In Tunisia the elected moderate-Islamist government, through Foreign Affairs Minister Rafik Abdessalem, apologized for damage done to the US Embassy and the American Cooperative School in the capital Tunis. He also apologized for threats made to the US Ambassador. He said his government would pay for any damage incurred to US Government property in the country during the riots, and reaffirmed that it was the responsibility of the host country to protect the diplomatic assets of foreign governments.
Just 2 days ago, hundreds of people went on strike out in a province in central Tunisia–not to protest the anti-Muslim video but rather a lack of economic development in the region since last year’s democratic revolution.
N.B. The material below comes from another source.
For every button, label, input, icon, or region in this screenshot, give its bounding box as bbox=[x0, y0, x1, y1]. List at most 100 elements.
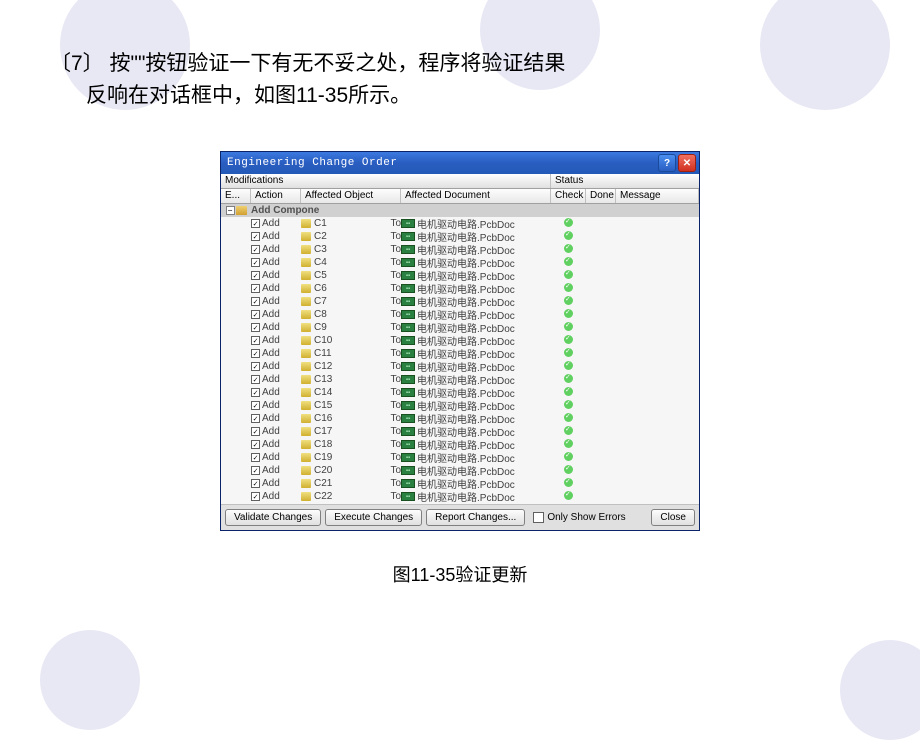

The protesters spoke-out against the country’s Islamist government–over bread-and-butter issues. While the ongoing protests and lack of economic progress may be frustrating or disconcerting, the very fact that protests continue under the new government is a compelling repudiation of the suspicion that these countries’ democratic transitions have somehow been coopted by Islamist dictatorship.
Speaking at the United Nations General Assembly 4 days ago, Moncef Marzouki, Tunisia’s President who himself hails from a moderate-Islamist party, warned that a small group of Salafists–he estimated a few thousand in a country of 10 million–wanted to enforce their mores through violence and were bad for business. Salafist violence is bad for business: If this sort of Islamist becomes president of an Arab country through democratic means, we should not view this with suspicion but with relief–and encouragement.
It’s equally encouraging that, during his address at the United Nations General Assembly, President Marzouki said that “dictatorship is a disease.”